Two recent cases which apply the rule of impartiality between or with respect to religion in child custody matters are Munoz v. Munoz, 79 Wash.2d 810, 489 P.2d 1133 (banc *3361971), and Robertson v. Robertson, 19 Wash.App. 425, 575 P.2d 1092 (1978). It is seen that these cases allowed evidence to be received respecting religious beliefs in order to resolve the issue as to what would serve the best interests of the children; that is, whether attendance at different churches (one with the mother and another with the father) and conflicting religious tenets would cause harm to the children. In both cases the courts held the children’s general welfare would not be harmed. Again, however, the court received the evidence in order to decide the issues. I believe it is not sound to expect the right result under the constitution and laws to be reached by forbidding a trial court to hear evidence on matters that are obviously of importance to the litigants and to the welfare of the children. To mandate such a procedure encourages those who wish to conceal relevant and material matters to do so under the guise of “religious beliefs”. Nor is it conducive to correct decisions to mandate a barrier against evidence for fear the trial court will act in violation of the constitution if he hears the evidence.

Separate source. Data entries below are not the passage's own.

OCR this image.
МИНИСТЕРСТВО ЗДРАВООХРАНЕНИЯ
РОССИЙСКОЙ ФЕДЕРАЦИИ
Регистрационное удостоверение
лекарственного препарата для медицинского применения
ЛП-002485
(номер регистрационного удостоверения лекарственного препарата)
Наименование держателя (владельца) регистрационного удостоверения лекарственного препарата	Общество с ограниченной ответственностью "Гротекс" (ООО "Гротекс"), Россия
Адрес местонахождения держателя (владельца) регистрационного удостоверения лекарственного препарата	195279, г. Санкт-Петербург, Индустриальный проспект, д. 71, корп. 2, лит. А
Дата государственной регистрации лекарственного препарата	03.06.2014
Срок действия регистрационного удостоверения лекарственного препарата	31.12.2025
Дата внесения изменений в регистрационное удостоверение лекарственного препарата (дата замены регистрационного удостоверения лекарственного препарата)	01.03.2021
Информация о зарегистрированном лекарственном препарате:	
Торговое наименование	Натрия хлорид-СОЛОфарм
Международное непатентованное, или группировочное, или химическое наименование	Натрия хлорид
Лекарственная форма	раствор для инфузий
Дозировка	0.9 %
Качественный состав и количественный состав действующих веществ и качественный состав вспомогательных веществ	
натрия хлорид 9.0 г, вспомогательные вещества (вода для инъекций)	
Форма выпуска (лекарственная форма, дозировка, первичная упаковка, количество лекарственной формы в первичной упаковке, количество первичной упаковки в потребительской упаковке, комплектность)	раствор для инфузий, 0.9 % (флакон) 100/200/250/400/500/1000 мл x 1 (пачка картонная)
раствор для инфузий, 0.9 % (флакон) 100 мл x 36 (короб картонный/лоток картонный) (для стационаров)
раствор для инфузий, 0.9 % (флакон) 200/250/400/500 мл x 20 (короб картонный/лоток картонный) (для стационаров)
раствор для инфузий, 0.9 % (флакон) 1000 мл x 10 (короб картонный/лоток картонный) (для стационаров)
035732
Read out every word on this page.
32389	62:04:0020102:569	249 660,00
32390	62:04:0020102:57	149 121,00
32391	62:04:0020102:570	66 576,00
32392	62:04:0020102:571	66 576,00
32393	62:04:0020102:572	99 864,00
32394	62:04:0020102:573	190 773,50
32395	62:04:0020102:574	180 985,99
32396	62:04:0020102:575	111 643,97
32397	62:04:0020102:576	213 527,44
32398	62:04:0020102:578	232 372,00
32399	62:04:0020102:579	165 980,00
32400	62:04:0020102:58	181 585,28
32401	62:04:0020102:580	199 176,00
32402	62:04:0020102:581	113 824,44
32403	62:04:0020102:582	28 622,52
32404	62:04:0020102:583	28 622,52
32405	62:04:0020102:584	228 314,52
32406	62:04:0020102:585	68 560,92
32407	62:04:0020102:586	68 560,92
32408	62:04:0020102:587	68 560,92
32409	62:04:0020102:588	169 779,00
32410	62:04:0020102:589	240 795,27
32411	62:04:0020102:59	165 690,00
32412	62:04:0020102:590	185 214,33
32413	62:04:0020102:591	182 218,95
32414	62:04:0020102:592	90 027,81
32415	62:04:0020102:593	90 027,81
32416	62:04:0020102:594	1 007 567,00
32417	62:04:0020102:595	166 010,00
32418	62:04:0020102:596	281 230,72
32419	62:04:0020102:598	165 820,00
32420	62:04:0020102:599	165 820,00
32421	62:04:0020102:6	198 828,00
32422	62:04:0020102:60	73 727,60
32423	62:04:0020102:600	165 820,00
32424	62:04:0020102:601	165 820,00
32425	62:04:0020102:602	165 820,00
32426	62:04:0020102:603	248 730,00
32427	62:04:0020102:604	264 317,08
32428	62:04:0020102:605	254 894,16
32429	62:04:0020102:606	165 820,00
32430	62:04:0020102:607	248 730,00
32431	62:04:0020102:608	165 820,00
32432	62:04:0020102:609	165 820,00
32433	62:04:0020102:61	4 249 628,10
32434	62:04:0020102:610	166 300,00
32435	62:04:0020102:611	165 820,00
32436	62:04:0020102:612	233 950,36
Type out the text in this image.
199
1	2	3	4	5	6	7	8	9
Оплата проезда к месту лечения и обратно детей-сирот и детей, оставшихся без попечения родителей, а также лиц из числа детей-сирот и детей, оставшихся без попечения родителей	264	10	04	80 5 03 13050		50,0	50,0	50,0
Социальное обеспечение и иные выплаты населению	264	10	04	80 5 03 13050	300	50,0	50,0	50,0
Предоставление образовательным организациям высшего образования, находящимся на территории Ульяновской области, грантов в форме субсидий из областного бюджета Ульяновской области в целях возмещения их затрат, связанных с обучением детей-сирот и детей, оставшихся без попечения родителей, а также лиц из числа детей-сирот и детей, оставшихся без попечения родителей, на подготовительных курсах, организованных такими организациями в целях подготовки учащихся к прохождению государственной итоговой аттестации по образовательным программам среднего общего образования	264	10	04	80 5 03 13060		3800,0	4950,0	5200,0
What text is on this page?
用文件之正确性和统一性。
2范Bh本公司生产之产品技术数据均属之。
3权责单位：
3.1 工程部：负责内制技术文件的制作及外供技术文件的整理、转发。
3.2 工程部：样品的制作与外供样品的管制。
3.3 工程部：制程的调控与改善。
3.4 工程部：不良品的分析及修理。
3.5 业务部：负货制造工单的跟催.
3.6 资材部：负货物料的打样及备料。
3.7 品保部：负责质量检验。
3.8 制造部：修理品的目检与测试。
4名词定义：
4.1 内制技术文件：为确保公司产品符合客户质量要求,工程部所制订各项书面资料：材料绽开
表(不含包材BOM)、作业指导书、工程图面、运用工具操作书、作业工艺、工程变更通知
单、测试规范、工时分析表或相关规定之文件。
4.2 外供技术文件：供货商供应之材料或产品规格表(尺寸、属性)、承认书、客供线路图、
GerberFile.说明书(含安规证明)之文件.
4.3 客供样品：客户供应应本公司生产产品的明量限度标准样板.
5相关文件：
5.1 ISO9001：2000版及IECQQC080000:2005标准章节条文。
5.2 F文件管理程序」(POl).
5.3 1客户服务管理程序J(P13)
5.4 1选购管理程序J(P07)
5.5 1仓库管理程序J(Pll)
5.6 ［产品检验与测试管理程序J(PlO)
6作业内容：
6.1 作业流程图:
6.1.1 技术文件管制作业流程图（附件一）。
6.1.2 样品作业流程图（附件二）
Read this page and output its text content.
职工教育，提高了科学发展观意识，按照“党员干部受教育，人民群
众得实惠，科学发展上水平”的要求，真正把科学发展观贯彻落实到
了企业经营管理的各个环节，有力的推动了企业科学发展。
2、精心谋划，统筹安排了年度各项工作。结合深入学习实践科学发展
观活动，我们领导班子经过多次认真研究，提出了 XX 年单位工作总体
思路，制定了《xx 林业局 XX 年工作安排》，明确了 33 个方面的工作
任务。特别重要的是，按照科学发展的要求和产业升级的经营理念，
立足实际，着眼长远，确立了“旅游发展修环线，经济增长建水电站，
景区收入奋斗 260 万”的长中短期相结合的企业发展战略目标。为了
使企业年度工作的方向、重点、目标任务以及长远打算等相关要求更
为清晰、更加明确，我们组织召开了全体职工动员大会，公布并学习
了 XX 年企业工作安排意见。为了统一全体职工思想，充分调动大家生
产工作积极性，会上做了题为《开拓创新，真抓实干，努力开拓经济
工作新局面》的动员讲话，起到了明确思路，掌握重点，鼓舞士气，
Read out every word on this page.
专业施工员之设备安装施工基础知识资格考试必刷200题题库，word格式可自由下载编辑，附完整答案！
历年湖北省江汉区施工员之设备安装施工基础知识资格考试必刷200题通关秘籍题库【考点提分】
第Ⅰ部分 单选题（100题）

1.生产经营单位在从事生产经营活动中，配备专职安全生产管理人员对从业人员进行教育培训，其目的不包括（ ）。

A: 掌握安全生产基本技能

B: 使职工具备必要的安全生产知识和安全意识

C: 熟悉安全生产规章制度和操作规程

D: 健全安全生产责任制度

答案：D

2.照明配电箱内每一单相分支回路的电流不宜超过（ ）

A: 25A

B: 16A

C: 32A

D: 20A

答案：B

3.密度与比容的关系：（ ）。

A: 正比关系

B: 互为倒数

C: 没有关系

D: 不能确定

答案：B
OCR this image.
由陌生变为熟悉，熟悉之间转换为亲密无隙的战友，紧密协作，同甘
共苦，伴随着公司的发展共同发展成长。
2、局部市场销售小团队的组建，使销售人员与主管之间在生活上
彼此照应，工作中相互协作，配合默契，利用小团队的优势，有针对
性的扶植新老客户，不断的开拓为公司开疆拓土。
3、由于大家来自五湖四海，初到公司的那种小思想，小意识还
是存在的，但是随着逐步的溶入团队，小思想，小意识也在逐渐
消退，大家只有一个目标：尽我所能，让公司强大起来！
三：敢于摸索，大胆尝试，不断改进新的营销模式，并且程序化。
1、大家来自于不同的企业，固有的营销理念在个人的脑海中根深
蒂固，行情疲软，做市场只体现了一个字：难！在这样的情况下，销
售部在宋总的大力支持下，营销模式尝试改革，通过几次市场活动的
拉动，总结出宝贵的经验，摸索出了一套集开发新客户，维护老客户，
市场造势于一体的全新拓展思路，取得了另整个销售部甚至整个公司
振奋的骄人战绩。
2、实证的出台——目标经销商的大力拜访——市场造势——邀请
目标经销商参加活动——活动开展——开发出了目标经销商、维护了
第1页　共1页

The trial court must, and in my opinion constitutionally can receive evidence upon all those matters touching upon the rearing of children, including religious beliefs or practices, in order for the trial court to perform its function of acting in the best interests of the child.
This court has now said, and the trial courts now know they cannot favor or disfavor one religion over another, as-such, nor can a judge’s personal evaluation of the propriety of certain religious beliefs form the basis for awarding custody of children. That, in my opinion, is sufficient to decide this case. I would not arbitrarily cut off inquiry into what may be an important area in a future child custody case and thereby require the judge to act in ignorance of relevant facts.